Director-General of the National Mission for Clean Ganga (NMCG) and head of Namami Gange Programme Ranjan Mishra has admitted in his book that the river became an "easy dumping ground for the dead" during the second wave of COVID-19 in May 2021.
The book, titled "Ganga: Reimagining, Rejuvenating, Reconnecting" and authored by Mishra and and Puskal Upadhyay, who has worked with the NMCG, was launched on Thursday by Bibek Debroy, the chairperson of the Economic Advisory Council to the Prime Minister.

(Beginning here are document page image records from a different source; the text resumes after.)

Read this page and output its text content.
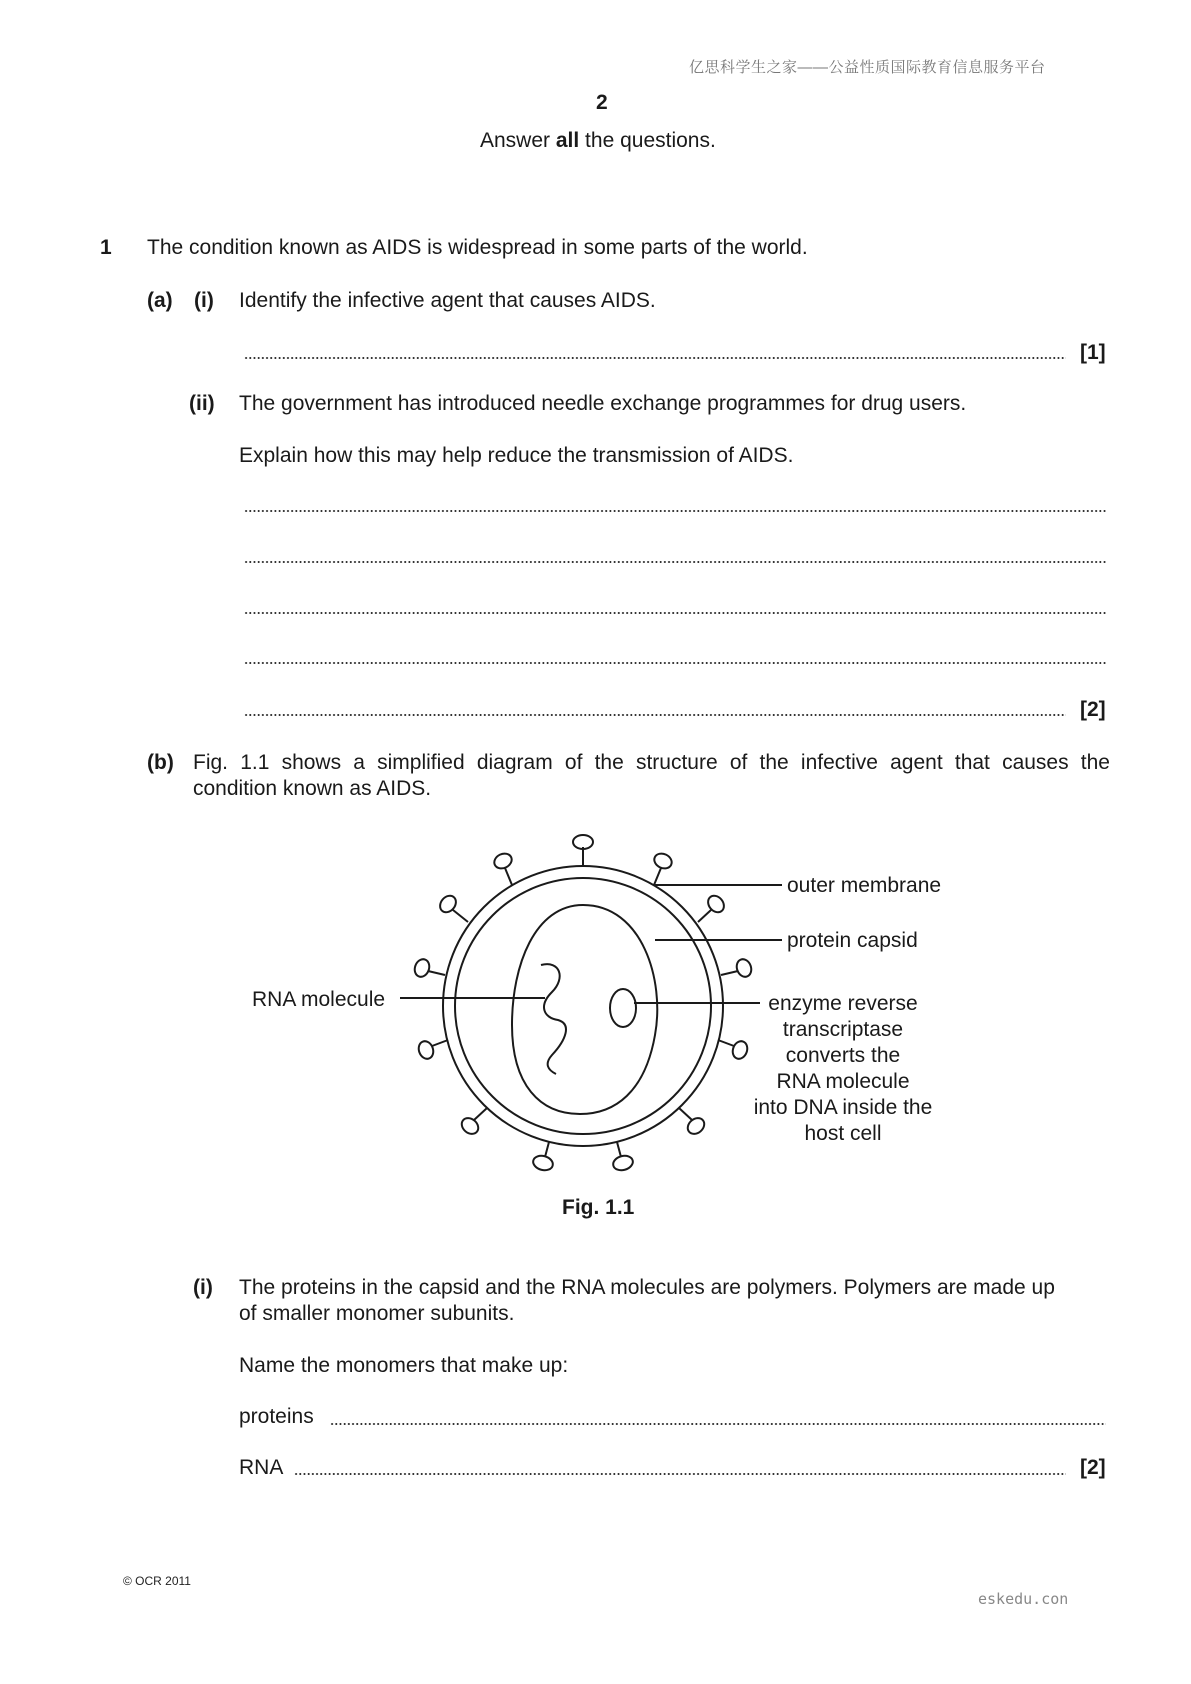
亿思科学生之家——公益性质国际教育信息服务平台
2
Answer all the questions.
1 The condition known as AIDS is widespread in some parts of the world.
(a) (i) Identify the infective agent that causes AIDS.
[1]
(ii) The government has introduced needle exchange programmes for drug users.
Explain how this may help reduce the transmission of AIDS.
[2]
(b) Fig. 1.1 shows a simplified diagram of the structure of the infective agent that causes the
condition known as AIDS.
outer membrane
protein capsid
RNA molecule	enzyme reverse
transcriptase
converts the
RNA molecule
into DNA inside the
host cell
Fig. 1.1
(i) The proteins in the capsid and the RNA molecules are polymers. Polymers are made up
of smaller monomer subunits.
Name the monomers that make up:
proteins
RNA	[2]
© OCR 2011
eskedu.con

"As the number of bodies swelled and multiplied because of the COVID-19 pandemic, overwhelming district administrations and stretching the functional limits of crematoria and burning ghats of Uttar Pradesh and Bihar, the Ganga became an easy dumping ground for the dead," reads the book, as quoted by the Indian Express.

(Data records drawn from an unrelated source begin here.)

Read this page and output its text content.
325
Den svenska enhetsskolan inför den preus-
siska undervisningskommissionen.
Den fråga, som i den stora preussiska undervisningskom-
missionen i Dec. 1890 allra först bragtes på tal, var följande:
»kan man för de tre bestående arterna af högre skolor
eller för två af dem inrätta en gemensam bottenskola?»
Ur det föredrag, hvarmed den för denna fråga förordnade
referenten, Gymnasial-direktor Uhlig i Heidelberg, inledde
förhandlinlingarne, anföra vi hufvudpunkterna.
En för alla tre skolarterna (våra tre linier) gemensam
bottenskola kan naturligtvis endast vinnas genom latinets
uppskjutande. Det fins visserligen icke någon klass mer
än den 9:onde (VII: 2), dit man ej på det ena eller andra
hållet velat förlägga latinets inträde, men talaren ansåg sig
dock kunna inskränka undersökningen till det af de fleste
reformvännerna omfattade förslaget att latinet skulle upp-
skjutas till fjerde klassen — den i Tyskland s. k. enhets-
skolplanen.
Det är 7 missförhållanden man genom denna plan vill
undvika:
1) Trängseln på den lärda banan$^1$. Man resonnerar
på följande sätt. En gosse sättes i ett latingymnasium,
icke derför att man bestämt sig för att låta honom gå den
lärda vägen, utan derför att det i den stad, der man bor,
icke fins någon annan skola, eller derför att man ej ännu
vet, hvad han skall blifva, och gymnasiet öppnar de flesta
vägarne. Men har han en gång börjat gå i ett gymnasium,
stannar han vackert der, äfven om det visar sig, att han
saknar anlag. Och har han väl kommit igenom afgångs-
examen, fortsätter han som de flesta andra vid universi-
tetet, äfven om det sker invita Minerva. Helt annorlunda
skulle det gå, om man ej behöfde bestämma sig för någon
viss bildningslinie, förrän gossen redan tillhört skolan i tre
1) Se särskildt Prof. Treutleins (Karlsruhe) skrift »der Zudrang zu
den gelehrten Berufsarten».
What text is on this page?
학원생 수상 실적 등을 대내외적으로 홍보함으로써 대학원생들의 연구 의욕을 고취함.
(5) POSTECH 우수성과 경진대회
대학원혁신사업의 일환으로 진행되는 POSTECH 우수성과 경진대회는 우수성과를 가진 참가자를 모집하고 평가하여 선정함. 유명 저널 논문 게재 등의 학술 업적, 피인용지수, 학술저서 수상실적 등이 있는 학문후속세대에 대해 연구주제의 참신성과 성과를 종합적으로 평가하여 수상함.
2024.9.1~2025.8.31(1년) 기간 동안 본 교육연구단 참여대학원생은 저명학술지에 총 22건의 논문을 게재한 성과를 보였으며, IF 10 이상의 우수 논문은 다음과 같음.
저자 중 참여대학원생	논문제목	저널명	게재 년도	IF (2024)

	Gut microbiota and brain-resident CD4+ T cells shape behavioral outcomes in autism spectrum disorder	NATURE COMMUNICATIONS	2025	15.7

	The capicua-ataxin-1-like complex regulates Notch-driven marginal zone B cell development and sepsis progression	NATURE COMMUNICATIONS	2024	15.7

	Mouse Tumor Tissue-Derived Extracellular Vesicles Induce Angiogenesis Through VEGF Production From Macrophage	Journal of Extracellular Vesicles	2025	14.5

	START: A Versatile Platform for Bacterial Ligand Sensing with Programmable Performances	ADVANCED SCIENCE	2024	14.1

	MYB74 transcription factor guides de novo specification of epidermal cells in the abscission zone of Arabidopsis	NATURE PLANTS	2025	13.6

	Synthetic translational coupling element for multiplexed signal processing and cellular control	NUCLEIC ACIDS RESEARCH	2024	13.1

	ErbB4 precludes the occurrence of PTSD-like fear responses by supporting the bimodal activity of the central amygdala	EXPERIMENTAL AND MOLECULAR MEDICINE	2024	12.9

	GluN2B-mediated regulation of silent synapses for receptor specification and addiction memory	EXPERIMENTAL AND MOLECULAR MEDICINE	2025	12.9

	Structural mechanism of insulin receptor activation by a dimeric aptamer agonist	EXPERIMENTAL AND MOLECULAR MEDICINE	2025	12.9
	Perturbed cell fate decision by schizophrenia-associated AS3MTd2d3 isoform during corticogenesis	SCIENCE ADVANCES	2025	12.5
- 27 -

Bodies of suspected Covid-19 victims are seen in shallow graves buried in the sand near a cremation ground on the banks of Ganges River in Prayagraj, India, Saturday, May 15, 2021
© AP Photo / Rajesh Kumar Singh
Mishra described the "macabre images" as a "traumatic and heart-breaking experience" for him.

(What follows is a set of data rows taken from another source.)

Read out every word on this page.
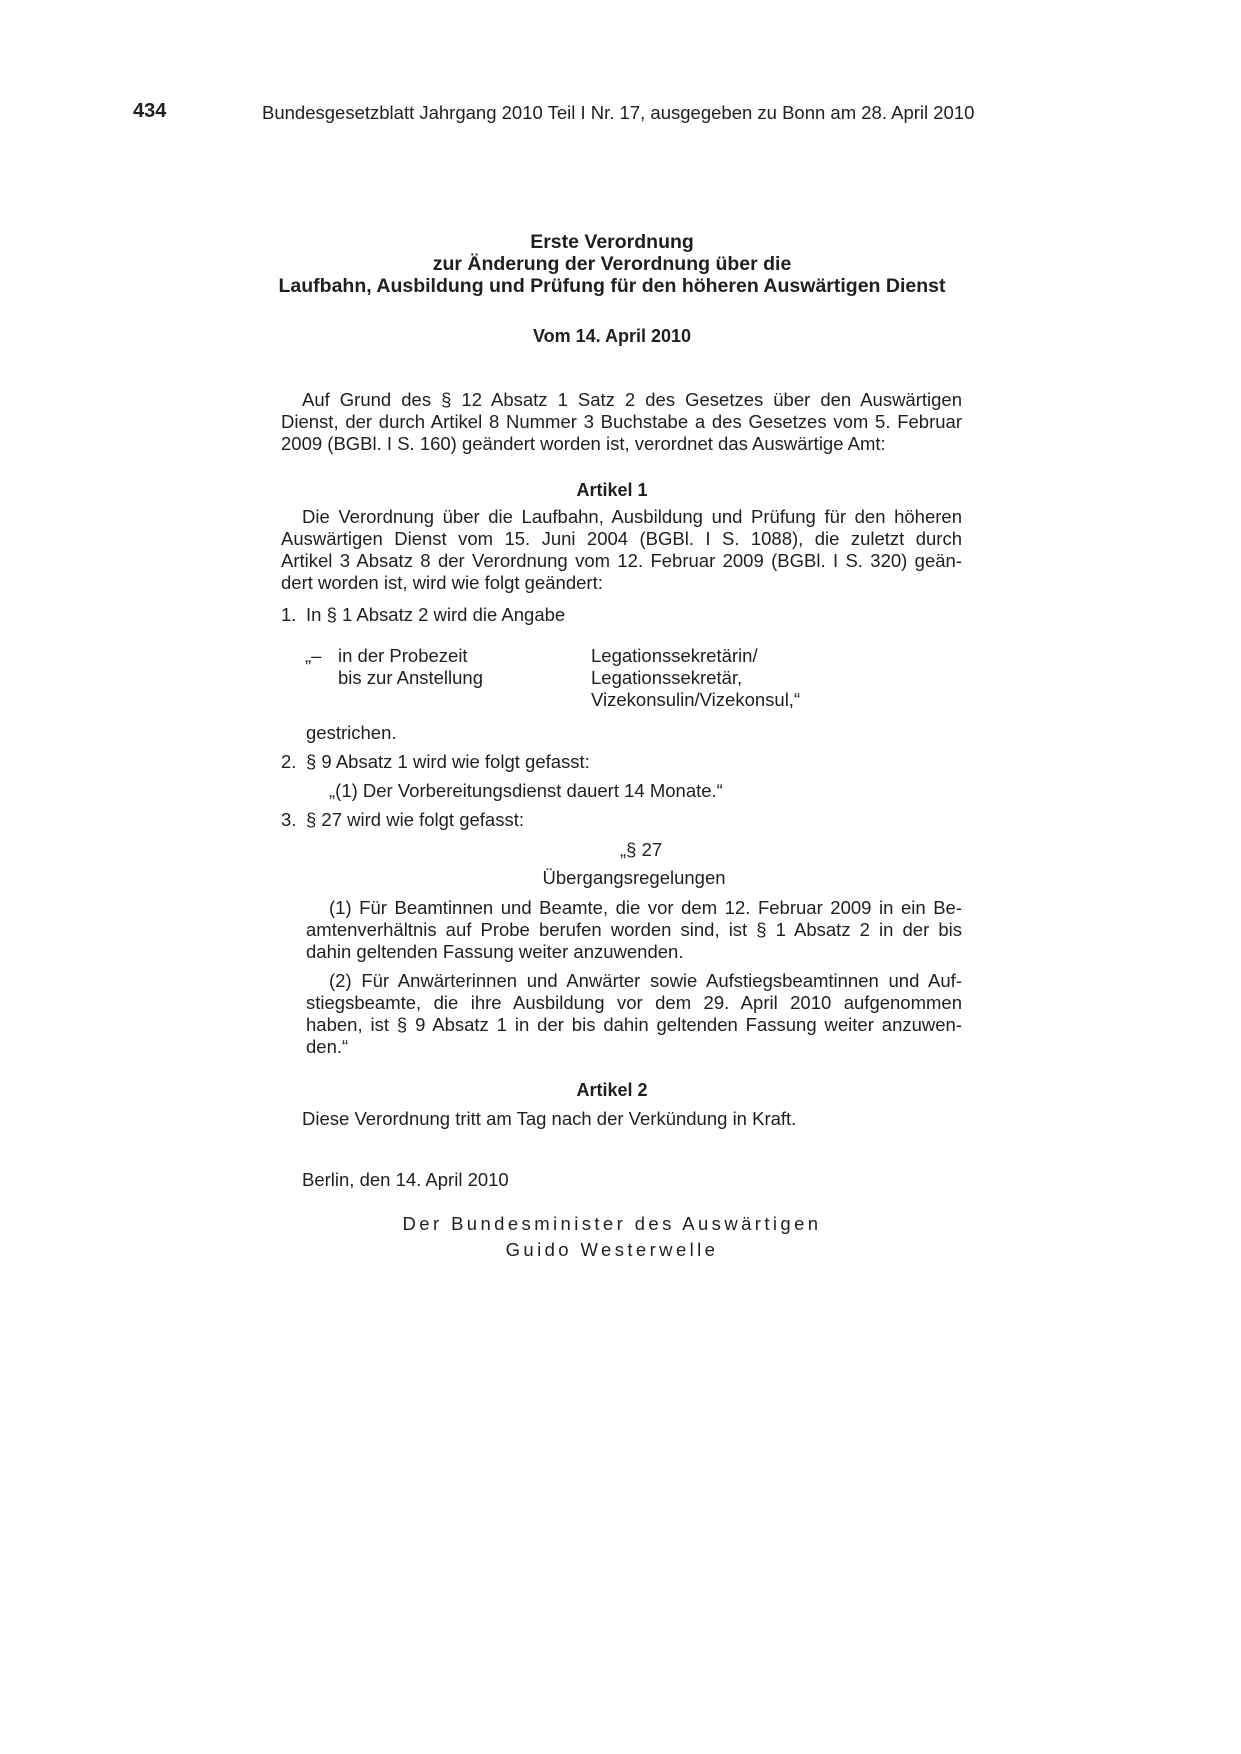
434	Bundesgesetzblatt Jahrgang 2010 Teil I Nr. 17, ausgegeben zu Bonn am 28. April 2010
Erste Verordnung
zur Änderung der Verordnung über die
Laufbahn, Ausbildung und Prüfung für den höheren Auswärtigen Dienst
Vom 14. April 2010
Auf Grund des § 12 Absatz 1 Satz 2 des Gesetzes über den Auswärtigen
Dienst, der durch Artikel 8 Nummer 3 Buchstabe a des Gesetzes vom 5. Februar
2009 (BGBl. I S. 160) geändert worden ist, verordnet das Auswärtige Amt:
Artikel 1
Die Verordnung über die Laufbahn, Ausbildung und Prüfung für den höheren
Auswärtigen Dienst vom 15. Juni 2004 (BGBl. I S. 1088), die zuletzt durch
Artikel 3 Absatz 8 der Verordnung vom 12. Februar 2009 (BGBl. I S. 320) geän-
dert worden ist, wird wie folgt geändert:
1. In § 1 Absatz 2 wird die Angabe
„– in der Probezeit
bis zur Anstellung
Legationssekretärin/
Legationssekretär,
Vizekonsulin/Vizekonsul,“
gestrichen.
2. § 9 Absatz 1 wird wie folgt gefasst:
„(1) Der Vorbereitungsdienst dauert 14 Monate.“
3. § 27 wird wie folgt gefasst:
„§ 27
Übergangsregelungen
(1) Für Beamtinnen und Beamte, die vor dem 12. Februar 2009 in ein Be-
amtenverhältnis auf Probe berufen worden sind, ist § 1 Absatz 2 in der bis
dahin geltenden Fassung weiter anzuwenden.
(2) Für Anwärterinnen und Anwärter sowie Aufstiegsbeamtinnen und Auf-
stiegsbeamte, die ihre Ausbildung vor dem 29. April 2010 aufgenommen
haben, ist § 9 Absatz 1 in der bis dahin geltenden Fassung weiter anzuwen-
den.“
Artikel 2
Diese Verordnung tritt am Tag nach der Verkündung in Kraft.
Berlin, den 14. April 2010
Der Bundesminister des Auswärtigen
Guido Westerwelle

In May, horrific scenes emerged from the Indian states of Uttar Pradesh and Bihar, where more than 2,000 dead bodies were recovered along a 1,100 km stretch of the Ganges' banks. However, it is not yet clear who dumped these bodies into the river or turned its banks into a mass grave.
Those cases emerged at a time when the country's health infrastructure was crumbling under the second wave of COVID-19, leading to a massive surge in cases and deaths.
At the time, the number of new infections crossed the 300,000 per day mark in April-May and even touched 400,000 for a few days in May. The death toll was in the thousands, but several reports alleged that many fatalities were unreported.